MILLENNIAL VISIONARIA. È Adele Tulli la vincitrice della prima edizione del premio Millennial Visionariaalla visione, al coraggio e alla passione”, per il suo doc Normal, attualmente in sala (per Istituto Luce Cinecittà) che lei stessa spiega così: “Volevo sperimentare un cambio di prospettiva, concentrandomi proprio su ciò che viene considerato convenzionale, normativo, normale. L’idea è di creare degli accostamenti che riescano a provocare un senso di straniamento e di sorpresa davanti allo spettacolo della “normalissima” realtà di tutti i giorni. Normal intende suscitare una riflessione sulle complesse dinamiche sociali attraverso cui costruiamo e abitiamo le nostre identità di genere”.

QUOTE. Di quelle “rosa” italiane ne ha parlato Maura Misiti, coordinatrice del progetto Dea (sulla disparità di genere nell’audiovisivo) snocciolando cifre poco confortanti, del tipo: l’88% dei film a finanziamento pubblico italiano sono diretti da uomini, il 90.8% di quelli che arrivano in sala è diretto da uomini. Meno del 10% (9,2%) sono i film diretti da donne che arrivano al cinema. Si confida però nella famigerata legge Franceschini che impone l’osservanza della quote sulla parità di genere. In Svezia, racconta Anna Kristina Kappelin (Console onorario di Svezia – Swedish Film Institute), “è proprio grazie al rispetto delle quote tra uomini e donne – 50 e 50 – che siamo arrivati ad un reale cambiamento, perché quando si conta non si può sbagliare”.

STEREOTIPI. Oltre a quelli di genere che abbondano nel nostro cinema (ne hanno parlato a lungo le sceneggiatrici del Csc Gloria Malatesta e Silvia Napolitano) e non solo quello “scritto” dagli uomini, ci sono gli “stereotipi inconsapevoli”, quelli che si formano dentro di noi in tenerissima età e ci spingono alla “discriminazione di genere involontaria”, ovvero inconscia. A parlarne è stata Paula Vaccaro, docente alla Kingston University di Londra e produttrice (attualmente al lovoro sulla serie tv su Tina Modotti) mettendo alla prova un ricco auditorio di “visionarie”.

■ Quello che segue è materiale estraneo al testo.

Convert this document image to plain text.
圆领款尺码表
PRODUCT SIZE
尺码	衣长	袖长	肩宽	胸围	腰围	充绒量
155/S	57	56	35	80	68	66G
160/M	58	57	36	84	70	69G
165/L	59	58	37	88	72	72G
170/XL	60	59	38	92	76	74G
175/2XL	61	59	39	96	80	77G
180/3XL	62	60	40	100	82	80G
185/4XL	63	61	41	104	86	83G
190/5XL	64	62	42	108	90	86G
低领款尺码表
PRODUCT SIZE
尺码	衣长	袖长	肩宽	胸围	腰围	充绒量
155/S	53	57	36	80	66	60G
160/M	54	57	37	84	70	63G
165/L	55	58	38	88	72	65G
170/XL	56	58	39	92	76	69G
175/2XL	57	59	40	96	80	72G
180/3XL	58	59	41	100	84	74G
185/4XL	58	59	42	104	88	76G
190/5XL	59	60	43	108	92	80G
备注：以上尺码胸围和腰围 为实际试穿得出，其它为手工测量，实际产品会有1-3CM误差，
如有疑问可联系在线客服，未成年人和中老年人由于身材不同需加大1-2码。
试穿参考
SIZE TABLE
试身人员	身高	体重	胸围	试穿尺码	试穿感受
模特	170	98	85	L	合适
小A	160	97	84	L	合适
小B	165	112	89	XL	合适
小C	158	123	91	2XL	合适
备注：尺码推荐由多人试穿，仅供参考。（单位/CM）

STREGHE. Quelle che vedremo nella nuova serie targata Netflix, Luna nera, prodotta da Fandango e girata da tre registe: Francesca Comencini, Susanna Nicchiarelli e Paola Randi che, tra le ospiti di “Visionarie”, ha sottolineato il passo fondamentale per le donne registe di “andarsi a prendere il mainstream” di totale appannaggio degli uomini. La serie, ambientata nell’Italia del XVII secolo, racconterà la storia di un gruppo di donne accusate di stregoneria.

Le “streghe” di oggi, invece, le visionarie del festival romano si ritroveranno certamente per un nuovo appuntamento in futuro. Certe, come suggerisce Paula Vaccaro, che “cambiare il mondo si può: una persona alla volta, un bambino alla volta”. Cominciando proprio dall’immaginario.